Friday, June 24, 2011

In Dale's Proof Search Foundations for Logic Programming talk, he gives a great minimalist example of an interactive system: toggling a switch. The encoding in Forum, a logic programming language based on full linear logic, goes like this:

flip on off.
flip off on.

toggle G
    o- sw V * flip V U * (sw U -o G)

or in logic,

\[
\exists u,v.[sw\ v\otimes flip\ v\ u \otimes (sw\ u \multimap G)]
\multimap
toggle\ G
\]

(Yes, I mainly did that to test the $$\LaTeX$$ rendering script I'm using.)

The talk I linked to gives a derivation (which I won't painstakingly copy here) illustrating the execution of the program: the goal sequent $$\Gamma; \Delta, sw\ on \longrightarrow toggle\ G$$ evolves through proof search into $$\Gamma; \Delta, sw\ off \longrightarrow G$$.

But this is something of a counterintuitive, higher-order encoding. The "action" by a hypothetical user of toggling the switch must be indexed by $$G$$, the goal that continues the program. Here, the action (together with the continuation) is a logical proposition that becomes the goal clause of proof search.

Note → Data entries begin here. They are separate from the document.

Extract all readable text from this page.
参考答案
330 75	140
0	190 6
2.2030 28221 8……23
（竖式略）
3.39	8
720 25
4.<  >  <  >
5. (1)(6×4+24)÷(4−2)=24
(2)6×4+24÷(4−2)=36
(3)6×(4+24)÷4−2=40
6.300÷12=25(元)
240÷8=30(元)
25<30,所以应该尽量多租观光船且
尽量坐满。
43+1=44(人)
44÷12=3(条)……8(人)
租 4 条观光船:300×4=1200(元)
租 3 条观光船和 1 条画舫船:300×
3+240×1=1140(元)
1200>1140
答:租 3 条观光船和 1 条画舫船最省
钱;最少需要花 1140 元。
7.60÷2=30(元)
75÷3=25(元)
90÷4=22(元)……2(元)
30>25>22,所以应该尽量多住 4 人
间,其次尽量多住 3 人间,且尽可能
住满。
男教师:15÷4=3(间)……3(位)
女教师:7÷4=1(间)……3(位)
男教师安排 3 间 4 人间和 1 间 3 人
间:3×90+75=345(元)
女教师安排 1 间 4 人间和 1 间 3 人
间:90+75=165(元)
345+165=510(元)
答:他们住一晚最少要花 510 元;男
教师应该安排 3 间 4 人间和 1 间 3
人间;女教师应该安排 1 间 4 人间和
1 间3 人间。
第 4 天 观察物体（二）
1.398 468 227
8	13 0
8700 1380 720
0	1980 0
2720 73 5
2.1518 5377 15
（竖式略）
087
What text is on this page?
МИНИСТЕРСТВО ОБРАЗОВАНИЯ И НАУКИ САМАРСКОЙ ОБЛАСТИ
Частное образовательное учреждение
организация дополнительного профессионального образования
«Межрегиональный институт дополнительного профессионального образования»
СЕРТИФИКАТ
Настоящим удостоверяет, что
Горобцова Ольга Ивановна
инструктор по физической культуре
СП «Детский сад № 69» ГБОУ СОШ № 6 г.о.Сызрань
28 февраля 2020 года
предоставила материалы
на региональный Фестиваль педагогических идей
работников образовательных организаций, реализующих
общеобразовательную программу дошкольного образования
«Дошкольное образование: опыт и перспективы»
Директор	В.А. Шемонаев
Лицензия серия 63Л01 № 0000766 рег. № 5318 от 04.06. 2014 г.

If instead we did this Twelf-style, we might make "toggle" a term constructor -- a rule for proof search -- rather than a proposition (type) constructor, leading to the following encoding:

flip1 : flip on off.
flip2 : flip off on.
toggle : sw v * flip v u -o sw u.

We now need to invent a distinguished atomic goal ("end") to use this as an action on contexts:

\[
\frac
{
\Gamma; sw\ on \longrightarrow sw\ on
\qquad
\Gamma; \cdot \longrightarrow flip\ on\ off
}
\]
\[
\frac
{
\Gamma; sw\ on \longrightarrow (sw\ on)\otimes(flip\ on\ off)
\qquad
\frac{\vdots}{
\Gamma; \Delta, sw\ off \longrightarrow end}
}
\]
\[
\frac
{
\Gamma; \Delta, sw\ on, (sw\ on)\otimes (flip\ on\ off)\multimap sw\ off
\longrightarrow end
}
{}
\]
\[
\frac
{
\Gamma; \Delta, sw\ on, \forall(v,u).((sw\ v)\otimes (flip\ v\ u)\multimap sw\ u)
\longrightarrow end
}
{
\Gamma; \Delta, sw\ on \longrightarrow end
}
copy
\]

(Sorry for the horrendous formatting; perhaps typesetting derivations with \frac is not really worth it...)

Here $\Gamma$ represents the signature where we've written our rules, and the interactive choice is performed not by selecting a goal, but by selecting a rule (a term from the signature, via "copy") to prove a goal.

There's not necessarily an advantage to looking at things this way, but it is the way of looking at things that is more in line with my slogans.

1 comment:

  1. (I'm just playing "that makes me think of" because I suspect this is already familiar to you, but...)

    This is also the view that's in like with multiset rewriting, the nice least-common-denominator of a lot of proof search strategies that can be described in CLF (monadic intuitionistic linear logic), LO/Forum (classical linear logic), and LLF (mostly-vanilla dual intuitionstic linear logic).

    The last one leads to the most annoying encoding, but it's at least very uniform one; I think I'd prefer it to Dale's formulation. As in Dale's formulation, we make things higher-order in the sense of left-nested arrows, but not higher-order in the sense of "toggle" taking a proposition G as an argument.

    flip1 : flip on off.
    flip2 : flip off on.
    toggle : (sw U -o end)
      -o (sw V -o flip V U -o end)

    You should be able to convince yourself that this gives rise to a very different intermediate derivation than the one you gave, but one with the exact same "top sequent" and "bottom sequent" that you gave.